Hi Bruno Vaz,
Greetings & Welcome to the Microsoft Q&A forum! Thank you for sharing your query.
Training a Custom Model from a Custom Model:
Unfortunately, Azure Speech Studio does not currently support using an existing custom model as a baseline for further training directly through the UI. This means you can't select your previously trained custom model as the baseline for new training sessions.
Using the REST API:
The REST API for Azure Speech Service might offer more flexibility. You can upload datasets and specify how they are used (for training or testing) when you train a model or run a test. However, the API also follows the same general principles as the UI, so you might still face similar limitations regarding baseline models.
Combining Datasets for Training:
You can train a baseline model with multiple datasets. For your use case, you can use the original audio + human-labeled transcripts dataset along with a custom display text formatting dataset for profanity filtering. This approach should help improve the model's ability to filter out profanity.
Steps to Train with Multiple Datasets:
Upload Datasets: Ensure both datasets (original audio + transcripts and custom display text formatting) are uploaded to your Speech Studio project.

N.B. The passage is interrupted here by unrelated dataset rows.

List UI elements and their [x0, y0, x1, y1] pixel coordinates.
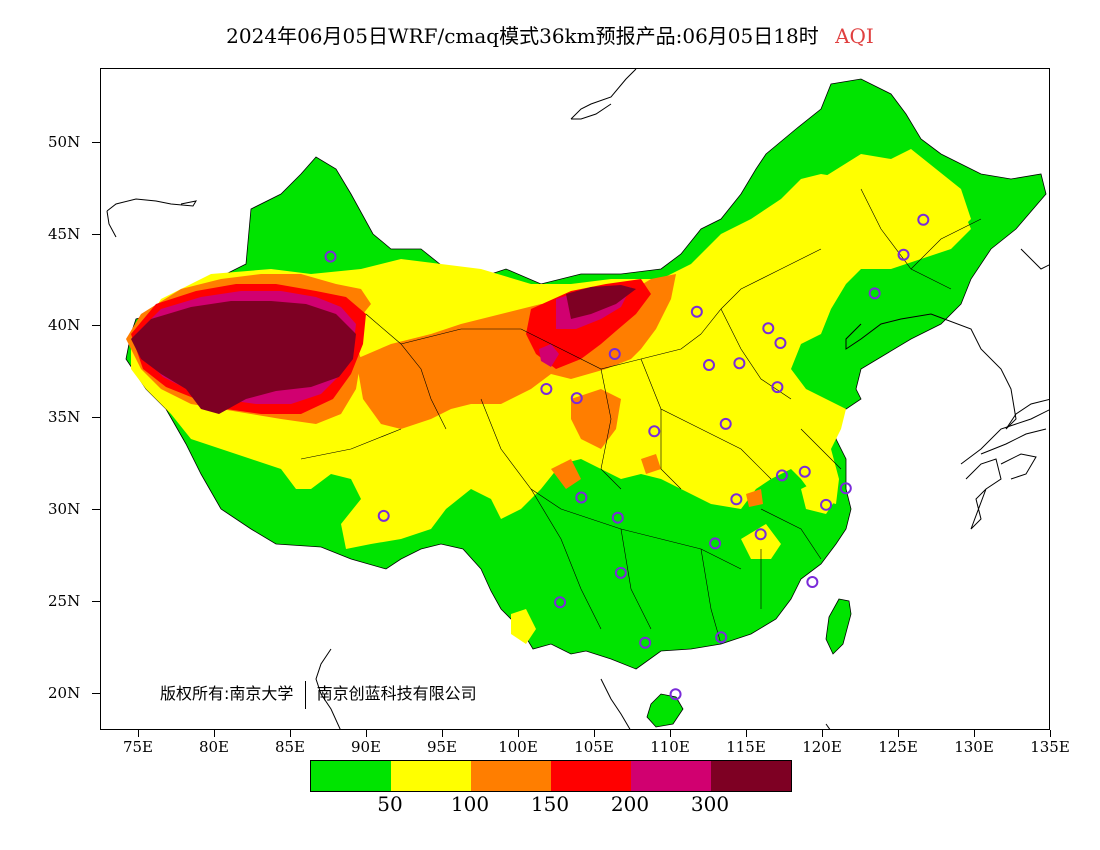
legend-label: 300 [690, 792, 730, 816]
lon-tick [518, 730, 519, 737]
copyright-left: 版权所有:南京大学 [160, 684, 294, 703]
map-title: 2024年06月05日WRF/cmaq模式36km预报产品:06月05日18时 … [0, 20, 1100, 49]
lat-tick-label: 35N [48, 408, 81, 427]
legend-swatch [711, 761, 791, 791]
station-marker [709, 537, 722, 550]
legend-label: 50 [377, 792, 403, 816]
province-borders [300, 188, 982, 645]
lon-tick [138, 730, 139, 737]
legend-swatch [551, 761, 631, 791]
station-marker [703, 359, 715, 372]
lon-tick-label: 130E [954, 738, 994, 756]
station-marker [540, 382, 553, 395]
station-marker [917, 213, 930, 226]
lon-tick [974, 730, 975, 737]
lat-tick [92, 141, 100, 143]
lon-tick-label: 85E [274, 738, 306, 756]
station-marker [774, 336, 787, 349]
lat-tick [92, 509, 100, 511]
copyright-separator [304, 680, 306, 709]
station-marker [575, 491, 588, 504]
station-marker [798, 465, 811, 478]
station-marker [762, 322, 775, 335]
station-marker [771, 381, 784, 394]
station-marker [806, 576, 819, 589]
station-marker [377, 509, 390, 522]
lon-tick-label: 75E [122, 738, 154, 756]
lat-tick-label: 40N [48, 316, 81, 335]
lon-tick-label: 100E [498, 738, 538, 756]
lat-tick [92, 233, 100, 235]
station-marker [730, 493, 743, 506]
station-marker [733, 357, 746, 370]
lon-tick [898, 730, 899, 737]
aqi-map [106, 69, 1049, 729]
city-stations [324, 213, 930, 701]
lon-tick-label: 135E [1030, 738, 1070, 756]
station-marker [897, 248, 910, 261]
lon-tick [366, 730, 367, 737]
title-variable: AQI [835, 24, 874, 48]
station-marker [570, 392, 583, 405]
lat-tick-label: 45N [48, 224, 81, 243]
lon-tick-label: 90E [350, 738, 382, 756]
lat-tick [92, 325, 100, 327]
legend-label: 150 [530, 792, 570, 816]
station-marker [839, 482, 852, 495]
legend-label: 100 [450, 792, 490, 816]
lon-tick [214, 730, 215, 737]
aqi-color-legend [310, 760, 792, 792]
lon-tick [746, 730, 747, 737]
station-marker [324, 250, 337, 263]
legend-swatch [311, 761, 391, 791]
legend-swatch [631, 761, 711, 791]
station-marker [775, 469, 788, 482]
lon-tick-label: 120E [802, 738, 842, 756]
station-marker [868, 287, 881, 300]
lat-tick [92, 601, 100, 603]
lon-tick [290, 730, 291, 737]
lat-tick-label: 25N [48, 592, 81, 611]
lon-tick-label: 125E [878, 738, 918, 756]
lat-tick-label: 50N [48, 132, 81, 151]
lat-tick [92, 693, 100, 695]
copyright-notice: 版权所有:南京大学 南京创蓝科技有限公司 [160, 680, 477, 709]
station-marker [639, 636, 652, 649]
station-marker [690, 305, 703, 318]
station-marker [669, 688, 682, 701]
map-frame [100, 68, 1050, 730]
title-main: 2024年06月05日WRF/cmaq模式36km预报产品:06月05日18时 [226, 24, 819, 48]
lon-tick [1050, 730, 1051, 737]
lon-tick [670, 730, 671, 737]
legend-label: 200 [610, 792, 650, 816]
lat-tick-label: 20N [48, 684, 81, 703]
lat-tick-label: 30N [48, 500, 81, 519]
legend-swatch [471, 761, 551, 791]
lon-tick [594, 730, 595, 737]
coastlines-and-borders [106, 69, 1049, 729]
station-marker [820, 498, 833, 511]
lon-tick-label: 110E [650, 738, 690, 756]
lon-tick-label: 115E [726, 738, 766, 756]
aqi-maroon-areas [131, 285, 636, 414]
lat-tick [92, 417, 100, 419]
station-marker [719, 417, 732, 430]
lon-tick-label: 95E [426, 738, 458, 756]
station-marker [608, 348, 621, 361]
station-marker [554, 596, 567, 609]
lon-tick [822, 730, 823, 737]
lon-tick-label: 80E [198, 738, 230, 756]
legend-swatch [391, 761, 471, 791]
copyright-right: 南京创蓝科技有限公司 [316, 684, 477, 703]
station-marker [611, 511, 624, 524]
station-marker [648, 425, 661, 438]
station-marker [754, 528, 767, 541]
lon-tick [442, 730, 443, 737]
station-marker [715, 631, 728, 644]
station-marker [614, 566, 627, 579]
lon-tick-label: 105E [574, 738, 614, 756]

Train a New Model: Select the most recent base model available as your starting point. On the "Choose data" page, select both datasets for training.
Configure Profanity Filtering: Make sure your custom display text formatting dataset includes the necessary rules for profanity filtering.
Additional Resources:
You might find it helpful to refer to the Azure AI services documentation for detailed steps on training custom models and managing datasets
I hope this information helps. Thank you!